1998年に打ち上げられたルナ・プロスペクターは、月の極地方のレゴリスに含まれる水素の量を測定するために中性子分光計を運んだ[16]。50ppmまでの水素原子を検出することができ、月の北極と南極ではその濃度が大きかった。これは、かなりの量の氷が永久影のクレーターに捕らわれていることを示唆していたが[17]、ヒドロキシルラジカルが月の鉱物と化学的に結合している可能性もあった。クレメンタインとルナ・プロスペクターによるデータに基づき、NASAは、もし月面に氷が存在すると仮定すると、合計の存在量は1-3km3になると推測した[18][19]。

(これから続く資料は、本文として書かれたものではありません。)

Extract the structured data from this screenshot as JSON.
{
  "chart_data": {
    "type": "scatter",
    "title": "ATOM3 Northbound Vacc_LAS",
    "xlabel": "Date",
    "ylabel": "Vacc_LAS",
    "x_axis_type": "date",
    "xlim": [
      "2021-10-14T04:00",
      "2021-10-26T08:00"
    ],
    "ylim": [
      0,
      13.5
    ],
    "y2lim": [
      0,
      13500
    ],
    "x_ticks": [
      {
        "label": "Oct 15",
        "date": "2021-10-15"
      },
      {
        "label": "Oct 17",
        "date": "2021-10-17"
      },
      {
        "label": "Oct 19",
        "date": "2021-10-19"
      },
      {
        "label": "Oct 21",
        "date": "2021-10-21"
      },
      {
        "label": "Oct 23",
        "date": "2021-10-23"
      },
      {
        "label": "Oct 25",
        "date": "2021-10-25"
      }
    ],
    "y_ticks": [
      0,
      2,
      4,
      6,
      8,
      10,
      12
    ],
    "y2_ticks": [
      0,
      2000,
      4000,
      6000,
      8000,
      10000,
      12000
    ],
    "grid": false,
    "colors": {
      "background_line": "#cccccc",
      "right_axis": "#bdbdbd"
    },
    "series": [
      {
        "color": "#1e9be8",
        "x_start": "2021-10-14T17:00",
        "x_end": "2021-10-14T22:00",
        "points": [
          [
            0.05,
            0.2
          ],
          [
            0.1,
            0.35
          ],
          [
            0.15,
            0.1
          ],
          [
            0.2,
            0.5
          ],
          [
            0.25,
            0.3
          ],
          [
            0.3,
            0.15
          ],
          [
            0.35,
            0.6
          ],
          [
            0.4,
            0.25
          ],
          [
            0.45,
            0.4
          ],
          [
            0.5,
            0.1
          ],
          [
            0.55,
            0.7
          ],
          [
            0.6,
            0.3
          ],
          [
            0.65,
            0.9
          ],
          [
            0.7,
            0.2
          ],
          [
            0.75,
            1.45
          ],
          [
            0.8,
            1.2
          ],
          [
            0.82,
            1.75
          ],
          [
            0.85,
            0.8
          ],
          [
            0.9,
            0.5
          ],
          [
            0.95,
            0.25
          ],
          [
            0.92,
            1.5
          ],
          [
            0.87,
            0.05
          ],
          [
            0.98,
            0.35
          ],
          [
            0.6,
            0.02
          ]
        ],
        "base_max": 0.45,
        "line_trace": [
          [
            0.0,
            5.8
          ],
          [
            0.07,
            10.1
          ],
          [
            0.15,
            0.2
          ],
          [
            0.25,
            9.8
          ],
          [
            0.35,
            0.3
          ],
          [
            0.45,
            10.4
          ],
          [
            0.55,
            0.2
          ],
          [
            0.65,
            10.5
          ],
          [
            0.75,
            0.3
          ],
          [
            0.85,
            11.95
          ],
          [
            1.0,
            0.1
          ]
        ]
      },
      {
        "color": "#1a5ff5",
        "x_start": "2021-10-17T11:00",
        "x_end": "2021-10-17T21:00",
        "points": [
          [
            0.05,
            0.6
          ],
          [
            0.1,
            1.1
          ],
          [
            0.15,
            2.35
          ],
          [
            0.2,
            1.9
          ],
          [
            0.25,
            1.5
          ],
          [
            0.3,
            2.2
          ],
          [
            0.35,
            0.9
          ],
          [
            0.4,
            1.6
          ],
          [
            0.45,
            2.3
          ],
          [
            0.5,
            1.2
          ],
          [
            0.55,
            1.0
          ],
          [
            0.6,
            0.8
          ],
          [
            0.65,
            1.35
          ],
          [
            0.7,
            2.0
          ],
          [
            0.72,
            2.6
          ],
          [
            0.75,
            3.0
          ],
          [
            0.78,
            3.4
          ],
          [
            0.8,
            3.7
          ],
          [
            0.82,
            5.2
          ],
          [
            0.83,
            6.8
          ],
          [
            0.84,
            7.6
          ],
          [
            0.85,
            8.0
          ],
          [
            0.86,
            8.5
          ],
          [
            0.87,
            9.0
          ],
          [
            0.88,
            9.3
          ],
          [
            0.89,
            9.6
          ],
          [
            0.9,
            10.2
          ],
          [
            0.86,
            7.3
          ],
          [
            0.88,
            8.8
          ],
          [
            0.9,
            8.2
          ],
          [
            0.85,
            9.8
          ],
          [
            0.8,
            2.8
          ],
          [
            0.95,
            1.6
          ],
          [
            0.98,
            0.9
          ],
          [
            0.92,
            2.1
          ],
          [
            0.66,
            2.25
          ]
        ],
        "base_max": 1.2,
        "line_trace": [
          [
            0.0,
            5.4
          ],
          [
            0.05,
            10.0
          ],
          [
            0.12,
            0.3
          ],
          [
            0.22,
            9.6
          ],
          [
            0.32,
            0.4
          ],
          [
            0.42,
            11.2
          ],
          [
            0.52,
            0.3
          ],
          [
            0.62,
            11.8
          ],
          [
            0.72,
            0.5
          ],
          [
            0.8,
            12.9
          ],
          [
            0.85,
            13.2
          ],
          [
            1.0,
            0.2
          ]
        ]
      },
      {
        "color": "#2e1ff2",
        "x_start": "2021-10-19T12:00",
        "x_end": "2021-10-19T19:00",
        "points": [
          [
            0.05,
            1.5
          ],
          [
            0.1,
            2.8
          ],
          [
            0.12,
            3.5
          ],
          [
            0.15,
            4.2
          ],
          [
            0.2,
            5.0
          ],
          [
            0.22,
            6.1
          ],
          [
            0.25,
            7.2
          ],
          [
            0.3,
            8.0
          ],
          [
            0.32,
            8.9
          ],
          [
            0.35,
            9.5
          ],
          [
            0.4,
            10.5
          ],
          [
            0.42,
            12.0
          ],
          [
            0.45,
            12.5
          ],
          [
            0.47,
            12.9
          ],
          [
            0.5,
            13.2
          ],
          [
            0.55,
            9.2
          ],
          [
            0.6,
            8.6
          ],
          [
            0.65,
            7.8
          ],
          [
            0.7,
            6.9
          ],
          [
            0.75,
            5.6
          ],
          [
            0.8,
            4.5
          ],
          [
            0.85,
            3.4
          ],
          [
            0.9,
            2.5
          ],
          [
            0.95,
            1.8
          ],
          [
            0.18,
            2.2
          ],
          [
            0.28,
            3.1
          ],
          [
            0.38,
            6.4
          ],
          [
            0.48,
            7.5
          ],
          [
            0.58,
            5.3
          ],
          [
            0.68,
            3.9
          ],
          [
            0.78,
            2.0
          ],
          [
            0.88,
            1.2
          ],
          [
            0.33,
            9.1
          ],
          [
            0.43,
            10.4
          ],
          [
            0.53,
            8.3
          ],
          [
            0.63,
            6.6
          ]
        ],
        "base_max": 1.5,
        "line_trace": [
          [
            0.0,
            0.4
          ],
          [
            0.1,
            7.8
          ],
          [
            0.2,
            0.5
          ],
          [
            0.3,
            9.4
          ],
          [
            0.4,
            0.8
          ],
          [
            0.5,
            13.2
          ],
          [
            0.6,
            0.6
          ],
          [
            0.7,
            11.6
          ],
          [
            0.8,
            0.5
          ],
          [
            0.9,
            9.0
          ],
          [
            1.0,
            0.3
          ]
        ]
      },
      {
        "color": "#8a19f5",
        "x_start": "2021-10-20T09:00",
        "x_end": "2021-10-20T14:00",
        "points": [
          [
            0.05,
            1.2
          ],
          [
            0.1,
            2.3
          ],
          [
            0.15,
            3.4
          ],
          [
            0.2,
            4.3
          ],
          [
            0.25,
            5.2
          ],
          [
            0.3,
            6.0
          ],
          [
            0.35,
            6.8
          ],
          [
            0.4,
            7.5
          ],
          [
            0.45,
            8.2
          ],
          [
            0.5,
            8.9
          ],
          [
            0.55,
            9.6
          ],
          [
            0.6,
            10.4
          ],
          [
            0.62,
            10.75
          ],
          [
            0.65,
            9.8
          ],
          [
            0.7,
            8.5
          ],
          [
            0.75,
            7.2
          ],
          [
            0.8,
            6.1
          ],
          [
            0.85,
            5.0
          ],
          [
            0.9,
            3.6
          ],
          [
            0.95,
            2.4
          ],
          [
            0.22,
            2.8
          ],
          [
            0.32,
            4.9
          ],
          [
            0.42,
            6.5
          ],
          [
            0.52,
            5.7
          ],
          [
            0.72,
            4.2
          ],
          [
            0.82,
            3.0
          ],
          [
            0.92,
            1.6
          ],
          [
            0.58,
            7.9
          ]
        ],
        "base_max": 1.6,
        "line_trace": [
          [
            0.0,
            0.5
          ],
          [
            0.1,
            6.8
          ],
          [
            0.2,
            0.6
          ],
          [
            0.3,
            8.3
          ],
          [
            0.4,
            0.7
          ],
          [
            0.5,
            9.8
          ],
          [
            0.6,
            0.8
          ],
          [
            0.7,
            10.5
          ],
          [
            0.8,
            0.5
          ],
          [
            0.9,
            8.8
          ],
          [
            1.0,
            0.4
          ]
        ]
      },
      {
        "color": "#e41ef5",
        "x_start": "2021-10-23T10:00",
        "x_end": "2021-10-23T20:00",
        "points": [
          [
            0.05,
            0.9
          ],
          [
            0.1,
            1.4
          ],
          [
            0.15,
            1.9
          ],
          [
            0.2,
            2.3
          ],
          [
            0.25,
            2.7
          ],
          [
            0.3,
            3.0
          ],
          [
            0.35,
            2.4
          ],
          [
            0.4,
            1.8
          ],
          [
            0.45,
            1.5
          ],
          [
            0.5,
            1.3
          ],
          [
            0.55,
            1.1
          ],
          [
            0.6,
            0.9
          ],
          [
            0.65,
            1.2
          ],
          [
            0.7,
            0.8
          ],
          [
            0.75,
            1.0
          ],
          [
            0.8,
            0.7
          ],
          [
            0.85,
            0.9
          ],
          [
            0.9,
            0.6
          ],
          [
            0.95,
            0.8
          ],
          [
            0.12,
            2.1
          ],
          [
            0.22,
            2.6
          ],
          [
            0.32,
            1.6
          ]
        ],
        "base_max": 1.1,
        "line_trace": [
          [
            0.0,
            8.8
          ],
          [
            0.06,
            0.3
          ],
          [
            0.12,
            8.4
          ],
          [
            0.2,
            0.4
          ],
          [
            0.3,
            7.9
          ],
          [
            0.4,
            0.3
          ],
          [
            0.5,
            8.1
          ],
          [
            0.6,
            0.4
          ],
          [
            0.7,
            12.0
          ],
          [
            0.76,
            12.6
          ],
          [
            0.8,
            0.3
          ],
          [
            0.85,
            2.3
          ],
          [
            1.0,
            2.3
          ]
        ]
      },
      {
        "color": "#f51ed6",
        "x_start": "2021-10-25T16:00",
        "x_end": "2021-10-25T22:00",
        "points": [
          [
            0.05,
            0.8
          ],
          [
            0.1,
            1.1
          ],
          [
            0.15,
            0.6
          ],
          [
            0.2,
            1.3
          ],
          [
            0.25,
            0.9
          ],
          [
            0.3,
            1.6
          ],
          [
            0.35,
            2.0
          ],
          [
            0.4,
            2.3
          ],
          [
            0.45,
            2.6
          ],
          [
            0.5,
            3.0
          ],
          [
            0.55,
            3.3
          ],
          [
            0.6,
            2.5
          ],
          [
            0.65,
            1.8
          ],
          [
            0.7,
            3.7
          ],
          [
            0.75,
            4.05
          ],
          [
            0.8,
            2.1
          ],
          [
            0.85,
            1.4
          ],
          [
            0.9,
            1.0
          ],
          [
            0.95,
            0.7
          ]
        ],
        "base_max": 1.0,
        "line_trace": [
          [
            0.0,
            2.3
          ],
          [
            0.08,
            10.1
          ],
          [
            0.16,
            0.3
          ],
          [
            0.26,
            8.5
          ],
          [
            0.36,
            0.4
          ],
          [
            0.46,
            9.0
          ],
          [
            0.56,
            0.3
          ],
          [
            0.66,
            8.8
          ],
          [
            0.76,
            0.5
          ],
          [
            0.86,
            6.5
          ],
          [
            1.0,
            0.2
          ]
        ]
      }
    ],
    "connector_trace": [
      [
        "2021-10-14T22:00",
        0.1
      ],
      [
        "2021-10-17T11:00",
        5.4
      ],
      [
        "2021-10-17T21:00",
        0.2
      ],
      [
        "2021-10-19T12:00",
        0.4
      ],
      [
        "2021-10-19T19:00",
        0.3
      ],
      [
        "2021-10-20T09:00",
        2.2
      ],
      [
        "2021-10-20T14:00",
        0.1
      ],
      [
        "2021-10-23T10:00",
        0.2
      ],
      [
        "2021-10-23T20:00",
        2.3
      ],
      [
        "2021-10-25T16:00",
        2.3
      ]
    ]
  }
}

月の水に関する懐疑的な考えは、主に1999年に月を通過したカッシーニのデータに基づくものである[20]。1999年7月、このミッションの最後にルナ・プロスペクターが意図的に月の南極近くのクレーターシューメーカーに衝突させられた。かなりの量の水が検出されることが期待されたが、地上の望遠鏡による分光測定では水のスペクトルは観測されなかった[21]。 2005年、探査機ディープ・インパクトによる観測により、月に水が存在することを示唆するデータが得られた。2006年のアレシボ天文台の惑星レーダーによる観測では、クレメンタインのビームの極地方のいくつかの地点からの反射が氷の存在を示しているとされた。もしこれが真実であれば、ルナ・プロスペクターによる中性子分析の結果は、単体の水素分子や有機物等、主に氷以外の形の水素からのものとなる。